L'Agenzia ha avviato una consultazione pubblica su una nuova metodologia che sostituisce i gruppi di controllo animali con comparatori virtuali negli studi preclinici di determinazione delle dosi. L'obiettivo è ridurre progressivamente l'uso di animali nei test tossicologici.

Un passo avanti verso una sperimentazione farmaceutica con meno animali, senza compromettere la sicurezza dei pazienti. L’Agenzia europea del farmaco (Ema) ha avviato una consultazione pubblica su una nuova metodologia che potrebbe ridurre il numero di ratti utilizzati negli studi preclinici di ricerca delle dosi, sostituendo i tradizionali gruppi di controllo animali con gruppi di controllo virtuali.

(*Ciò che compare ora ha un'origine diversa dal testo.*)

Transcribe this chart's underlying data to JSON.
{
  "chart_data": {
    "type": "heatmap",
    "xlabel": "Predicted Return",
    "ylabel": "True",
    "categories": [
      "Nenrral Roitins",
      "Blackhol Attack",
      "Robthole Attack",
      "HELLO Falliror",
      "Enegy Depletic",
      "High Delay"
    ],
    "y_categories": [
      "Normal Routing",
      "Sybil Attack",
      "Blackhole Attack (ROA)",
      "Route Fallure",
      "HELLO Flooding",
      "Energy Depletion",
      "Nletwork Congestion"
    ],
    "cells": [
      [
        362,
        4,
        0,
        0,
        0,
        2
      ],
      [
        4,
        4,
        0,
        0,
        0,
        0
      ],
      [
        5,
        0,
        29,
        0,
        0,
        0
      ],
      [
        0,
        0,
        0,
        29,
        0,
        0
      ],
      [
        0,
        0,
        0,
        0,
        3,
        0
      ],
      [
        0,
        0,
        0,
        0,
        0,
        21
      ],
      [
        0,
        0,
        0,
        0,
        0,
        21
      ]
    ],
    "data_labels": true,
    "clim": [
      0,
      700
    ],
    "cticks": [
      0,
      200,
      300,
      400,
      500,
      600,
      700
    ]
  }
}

Il provvedimento, annunciato oggi, rappresenta la prima qualifica per un cosiddetto NAM (New Approach Methodology – nuova metodologia) applicata alla valutazione della tossicità. Se confermata, la metodologia sarà considerata scientificamente valida nelle future domande di autorizzazione all’immissione in commercio dei farmaci.

L’approccio, sviluppato dal comitato per i medicinali per uso umano (Chmp) dell’Ema, si basa sulla creazione di gruppi di controllo virtuali attraverso la caratterizzazione di dati storici di controllo e l’identificazione di “animali comparatori virtuali” per quelli trattati con il farmaco in sperimentazione. Il processo segue una procedura operativa standardizzata, con un approccio statistico integrato da valutazioni di esperti.

L’obiettivo è sostituire, in specifici studi di determinazione dell’intervallo di dosaggio, i gruppi di controllo animali tradizionali (quelli che ricevono un placebo o nessun trattamento) con modelli statistici derivati da dati storici. Pur non eliminando del tutto la sperimentazione animale, il nuovo metodo potrebbe ridurla progressivamente.

“La qualifica dei gruppi di controllo virtuali segna un primo passo cruciale verso la riduzione dell’uso di animali nei test dei medicinali”, si legge nella nota dell’Ema. Sebbene la riduzione sarà graduale, l’agenzia sottolinea che potenziali iterazioni della metodologia potrebbero essere qualificate per l’utilizzo in studi tossicologici in cui i gruppi di controllo sono richiesti in via ordinaria. La sostituzione dei gruppi di controllo con “animali virtuali” in tali studi avrebbe un impatto sostanziale sul numero complessivo di animali impiegati.

L’Ema ha aperto una consultazione pubblica sulla bozza di parere di qualifica, che resterà attiva dal 31 marzo al 12 maggio 2026. L’agenzia invita la comunità scientifica e gli stakeholder a inviare i propri commenti all’indirizzo [email protected] utilizzando un apposito modulo.

L’iniziativa si inserisce nel più ampio impegno dell’Ema a favore dei principi delle 3R – Replace, Reduce, Refine (sostituire, ridurre, perfezionare) – per ridurre la dipendenza dalla sperimentazione animale nello sviluppo e nella regolamentazione dei farmaci. L’agenzia lavora in sinergia con l’International Coalition of Medicines Regulatory Authorities (Icmra) per incoraggiare lo sviluppo, la validazione e l’adozione di metodi di test alternativi.

Un requisito fondamentale per l’implementazione dei gruppi di controllo virtuali, precisa l’Ema, è la certezza che il loro utilizzo non comprometta i risultati degli studi né rappresenti un rischio per la sicurezza umana nelle successive fasi di sperimentazione clinica.

“L’integrazione dei gruppi di controllo virtuali – conclude la nota – mira anche a migliorare la rilevanza e la prevedibilità dei test non clinici, favorendo uno sviluppo dei farmaci più efficiente e al tempo stesso più eticamente responsabile”.